For many it signifies the kickoff to summer and a chance to crack open a cooler stocked by two-fours on a patio for three days straight.
But beyond its designation as one of the statutory holidays that features fireworks, Victoria Day remains a link to Canada's British ties and honours a sovereign that many remember for her strong moral values and for hanging on to the throne longer than any of her fellow monarchs (63 years and 216 days, to be exact).
Though the day may have diminished in historical importance for the average Canadian, our 19th century predecessors took Queen Victoria's birthday quite seriously.
In 1845, over two decades before she became the first "Queen of Canada," Canadian parliament passed the first legislation to declare May 24 a national holiday.
Historian William Kilbourn wrote that during the 1854 Victoria Day celebration, 5,000 residents of Canada West (modern day Ontario and Quebec) gathered in front of the Lieutenant Governor's residence to "give cheer to their queen."
But despite its popularity across the Atlantic, it wasn't until her death in 1901 that Queen Victoria's birthday went international, becoming Empire Day by imperial decree throughout all British-held lands.

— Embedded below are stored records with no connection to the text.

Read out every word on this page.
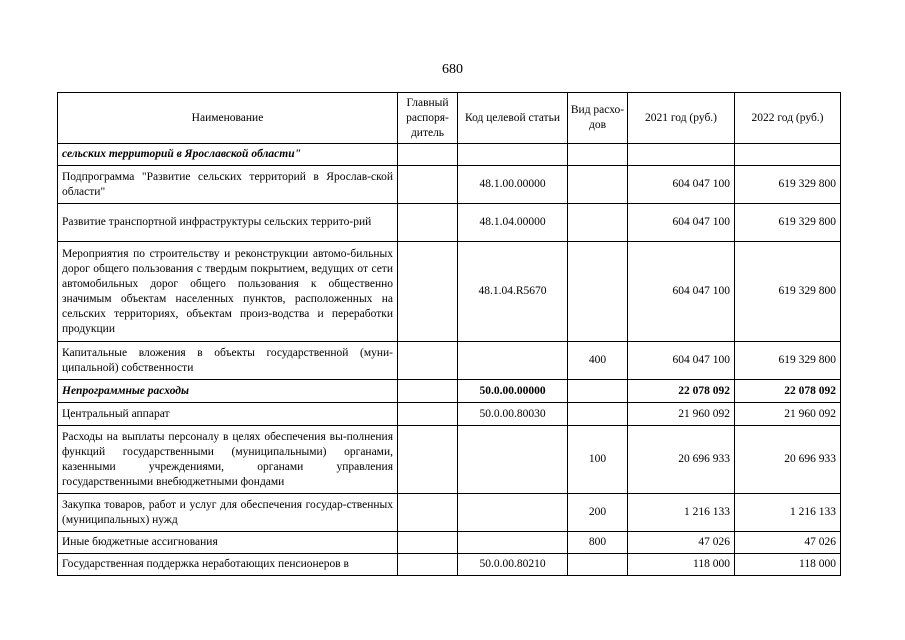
680
Наименование	Главный распоря-дитель	Код целевой статьи	Вид расхо-дов	2021 год (руб.)	2022 год (руб.)
сельских территорий в Ярославской области"					
Подпрограмма "Развитие сельских территорий в Ярослав-ской области"		48.1.00.00000		604 047 100	619 329 800
Развитие транспортной инфраструктуры сельских террито-рий		48.1.04.00000		604 047 100	619 329 800
Мероприятия по строительству и реконструкции автомо-бильных дорог общего пользования с твердым покрытием, ведущих от сети автомобильных дорог общего пользования к общественно значимым объектам населенных пунктов, расположенных на сельских территориях, объектам произ-водства и переработки продукции		48.1.04.R5670		604 047 100	619 329 800
Капитальные вложения в объекты государственной (муни-ципальной) собственности			400	604 047 100	619 329 800
Непрограммные расходы		50.0.00.00000		22 078 092	22 078 092
Центральный аппарат		50.0.00.80030		21 960 092	21 960 092
Расходы на выплаты персоналу в целях обеспечения вы-полнения функций государственными (муниципальными) органами, казенными учреждениями, органами управления государственными внебюджетными фондами			100	20 696 933	20 696 933
Закупка товаров, работ и услуг для обеспечения государ-ственных (муниципальных) нужд			200	1 216 133	1 216 133
Иные бюджетные ассигнования			800	47 026	47 026
Государственная поддержка неработающих пенсионеров в		50.0.00.80210		118 000	118 000
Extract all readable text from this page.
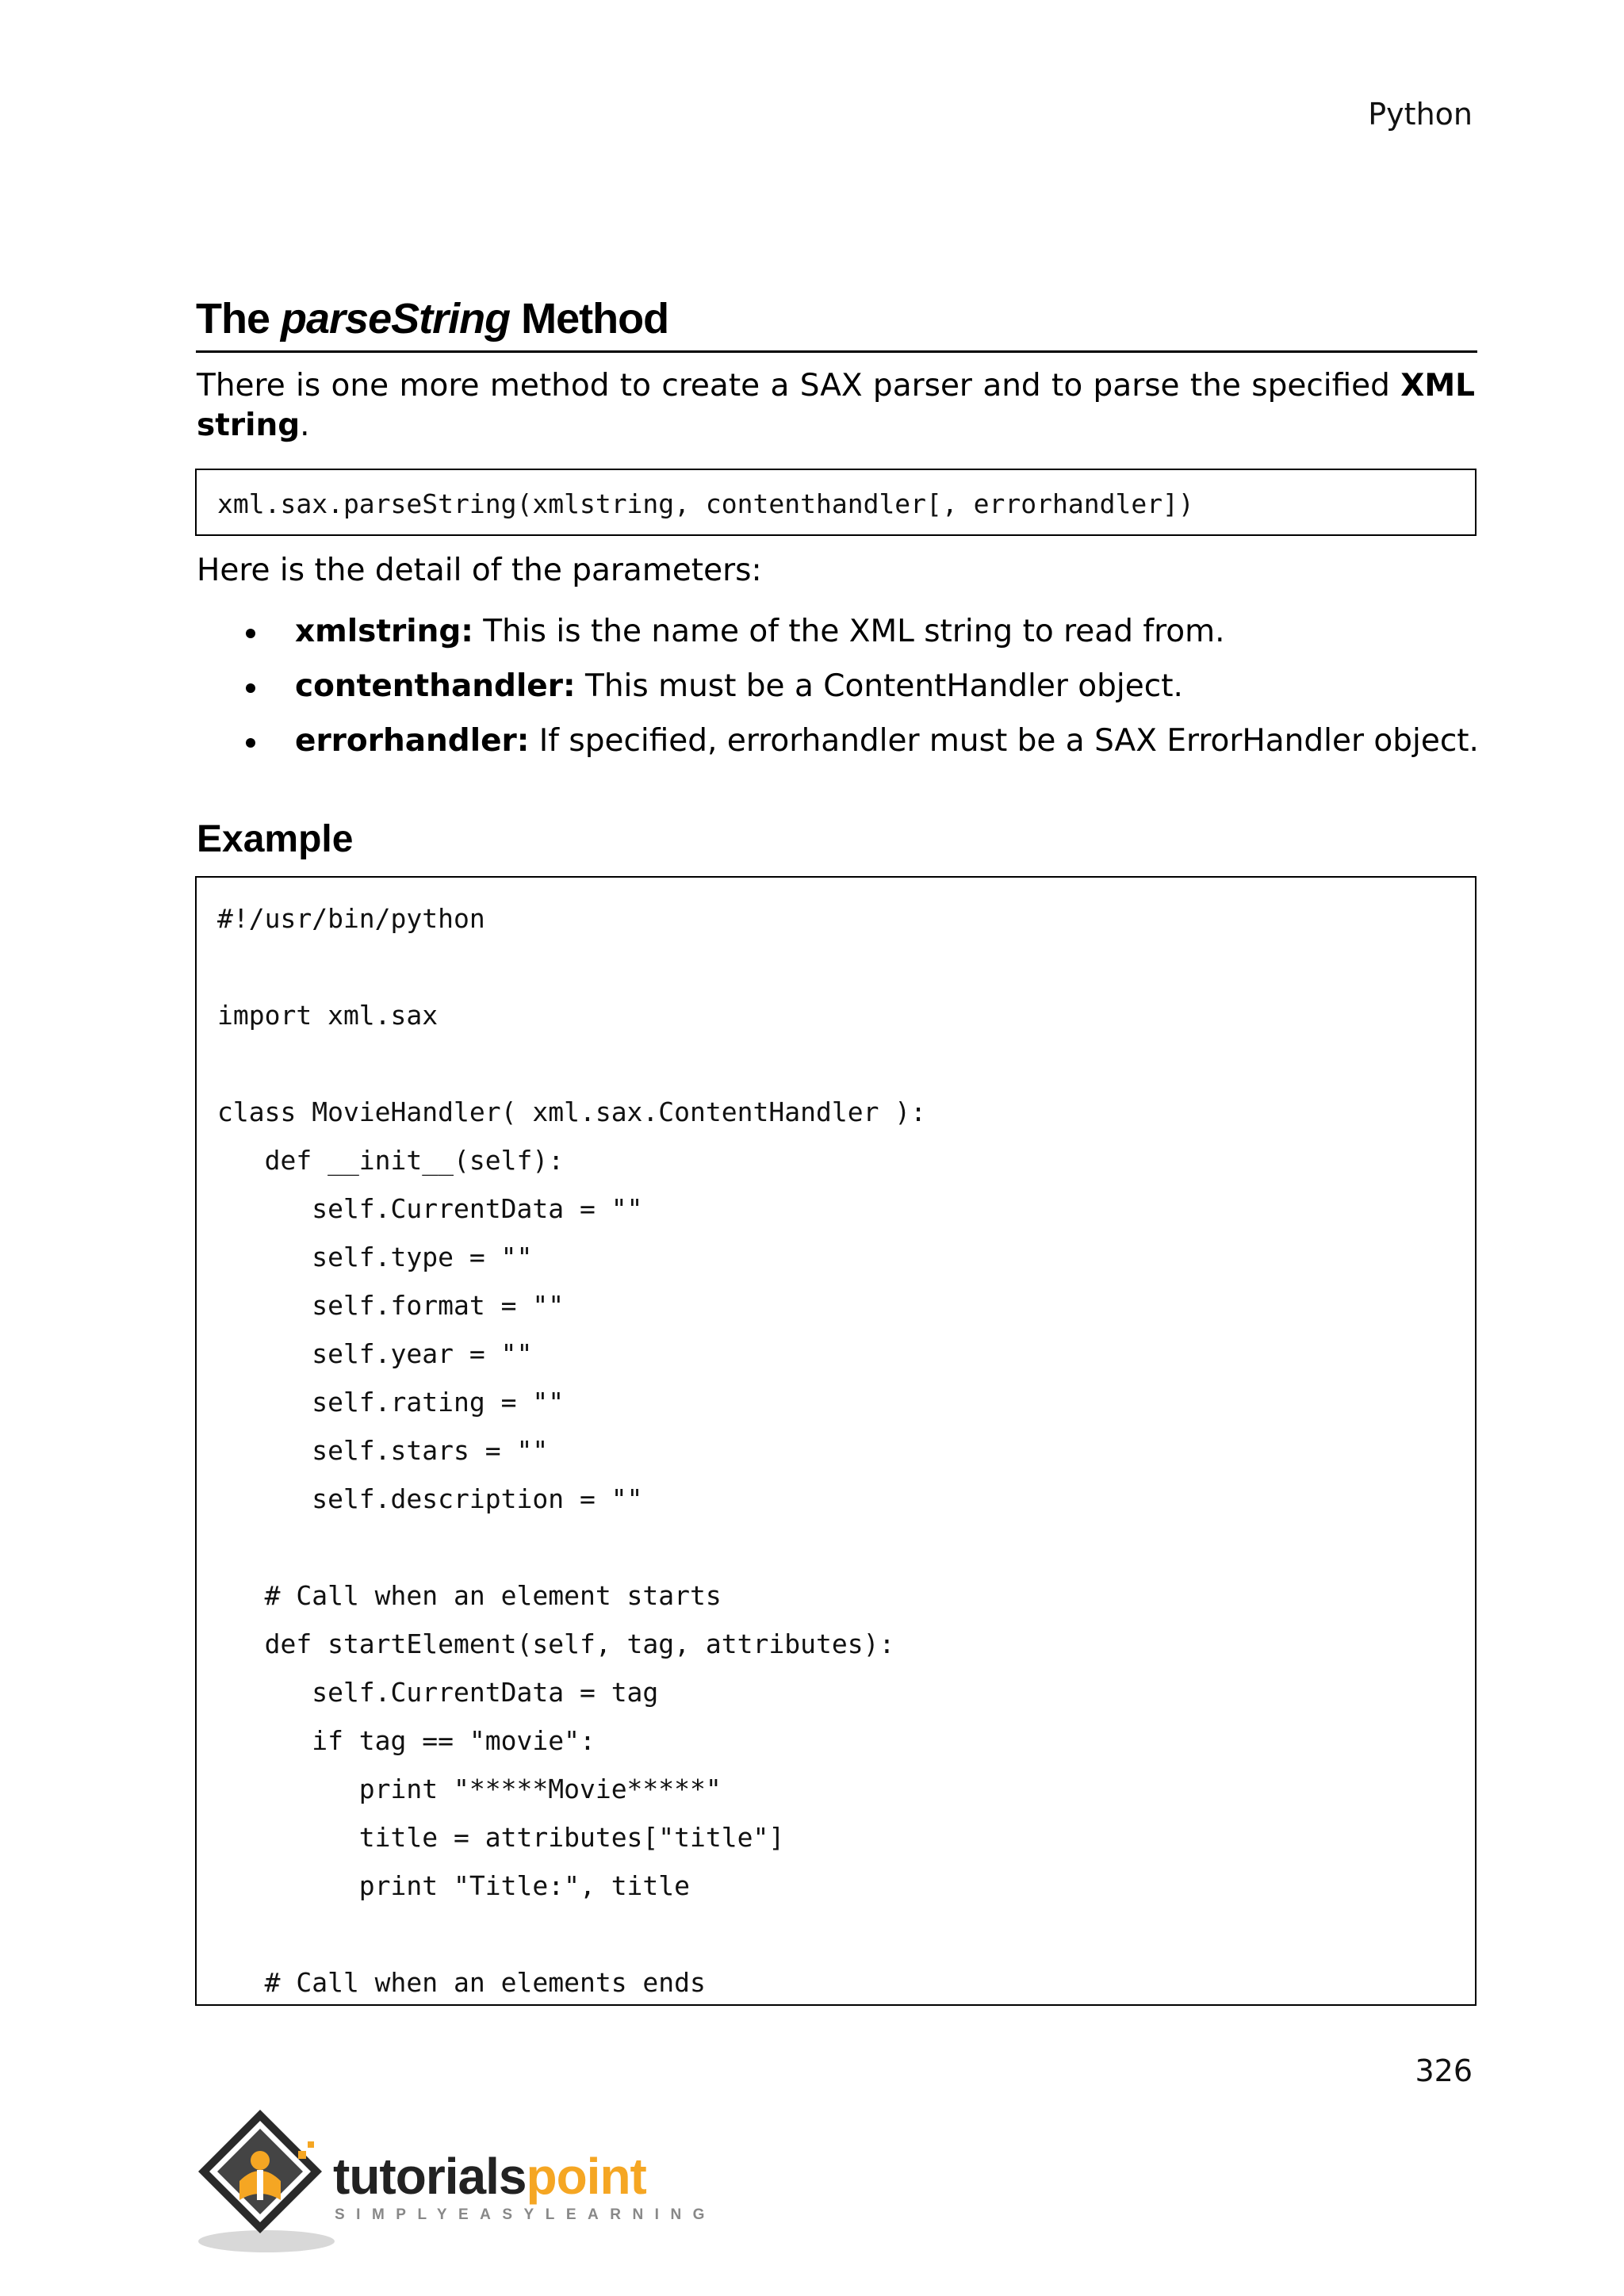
Python
The parseString Method

There is one more method to create a SAX parser and to parse the specified XML string.

xml.sax.parseString(xmlstring, contenthandler[, errorhandler])

Here is the detail of the parameters:

xmlstring: This is the name of the XML string to read from.
contenthandler: This must be a ContentHandler object.
errorhandler: If specified, errorhandler must be a SAX ErrorHandler object.
Example
#!/usr/bin/python
import xml.sax
class MovieHandler( xml.sax.ContentHandler ):
def __init__(self):
self.CurrentData = ""
self.type = ""
self.format = ""
self.year = ""
self.rating = ""
self.stars = ""
self.description = ""
# Call when an element starts
def startElement(self, tag, attributes):
self.CurrentData = tag
if tag == "movie":
print "*****Movie*****"
title = attributes["title"]
print "Title:", title
# Call when an elements ends
326
tutorialspoint
SIMPLYEASYLEARNING
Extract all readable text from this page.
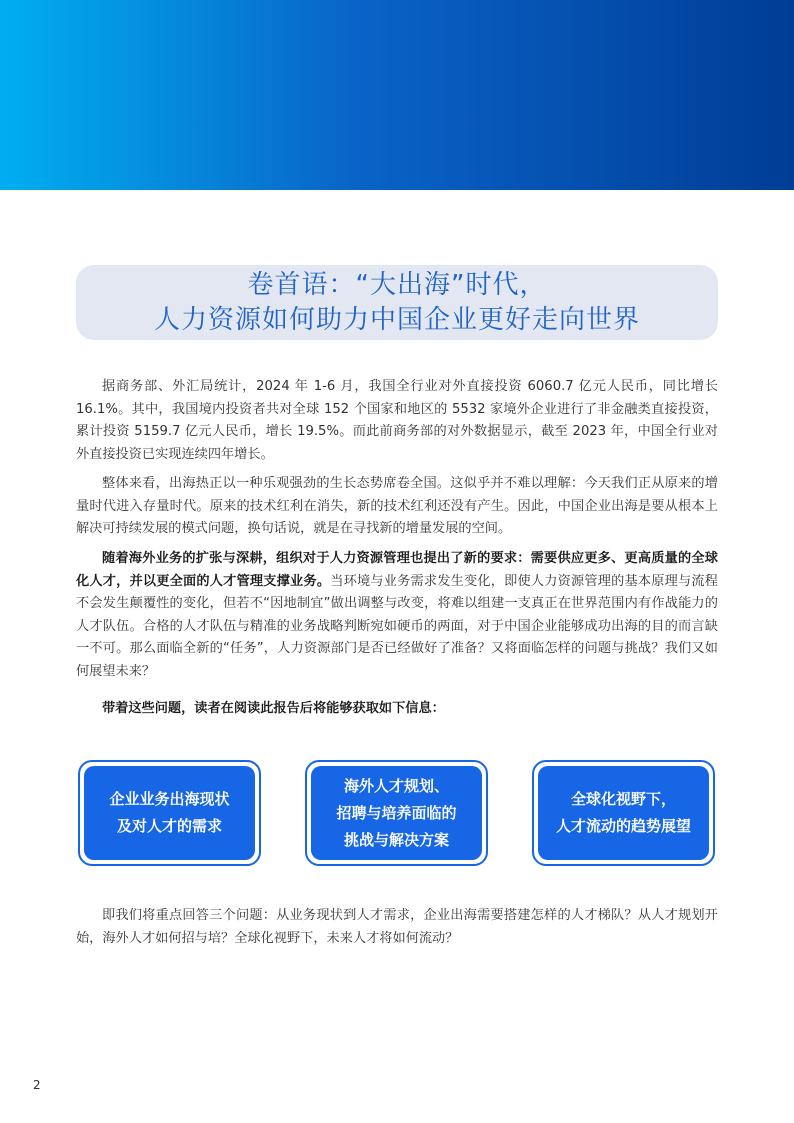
卷首语：“大出海”时代，
人力资源如何助力中国企业更好走向世界

据商务部、外汇局统计，2024 年 1-6 月，我国全行业对外直接投资 6060.7 亿元人民币，同比增长 16.1%。其中，我国境内投资者共对全球 152 个国家和地区的 5532 家境外企业进行了非金融类直接投资，累计投资 5159.7 亿元人民币，增长 19.5%。而此前商务部的对外数据显示，截至 2023 年，中国全行业对外直接投资已实现连续四年增长。

整体来看，出海热正以一种乐观强劲的生长态势席卷全国。这似乎并不难以理解：今天我们正从原来的增量时代进入存量时代。原来的技术红利在消失，新的技术红利还没有产生。因此，中国企业出海是要从根本上解决可持续发展的模式问题，换句话说，就是在寻找新的增量发展的空间。

随着海外业务的扩张与深耕，组织对于人力资源管理也提出了新的要求：需要供应更多、更高质量的全球化人才，并以更全面的人才管理支撑业务。当环境与业务需求发生变化，即使人力资源管理的基本原理与流程不会发生颠覆性的变化，但若不“因地制宜”做出调整与改变，将难以组建一支真正在世界范围内有作战能力的人才队伍。合格的人才队伍与精准的业务战略判断宛如硬币的两面，对于中国企业能够成功出海的目的而言缺一不可。那么面临全新的“任务”，人力资源部门是否已经做好了准备？又将面临怎样的问题与挑战？我们又如何展望未来？

带着这些问题，读者在阅读此报告后将能够获取如下信息：

企业业务出海现状
及对人才的需求
海外人才规划、
招聘与培养面临的
挑战与解决方案
全球化视野下，
人才流动的趋势展望

即我们将重点回答三个问题：从业务现状到人才需求，企业出海需要搭建怎样的人才梯队？从人才规划开始，海外人才如何招与培？全球化视野下，未来人才将如何流动？

2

Canadians, preferring to stick to the original, continued to call it Victoria Day, and have also continued to celebrate the holiday long after Empire Day petered out across the Commonwealth.
By 1952, the day was shuffled around to its current spot on the calendar, falling on each Monday before May 25.
While official protocol demands that federal government buildings wave a Union Jack flag from sunrise to sunset and that 21-gun salutes resound from each provincial capital (including Ottawa) at noon, the day's "unofficial" activity often involves heavy imbibing, rendering "May Two-Four" April 20's alcohol-steeped equivalent.
That changes depending on where you live. If you call Victoria, B.C. home, there's a good chance you've attended the annual parade in your city namesake's honour since the first procession marched in 1898.
This year, New Brunswick and Toronto residents can ring in the holiday with Prince Charles and the Duchess of Cornwall.
Elsewhere in the country, the day is marked by a series of live music concerts, family and municipal activities marking our historical ties to the Crown.
Over in Banff, skiers mourn the date as the official end to ski season, while in Quebec, those who don't particularly enjoy the idea of celebrating a British monarch have decided to pack in a few extra honorees.
National Patriot's Day commemorates the patriots of the Lower Canada Rebellion, a shift from the previous holiday that honoured colonist and soldier Adam Dollard des Ormeaux.
But no matter how you choose to ring in the holiday, exercise good judgment. While there's unlikely to be another Victoria Day Disaster, a designated driver is always a good idea.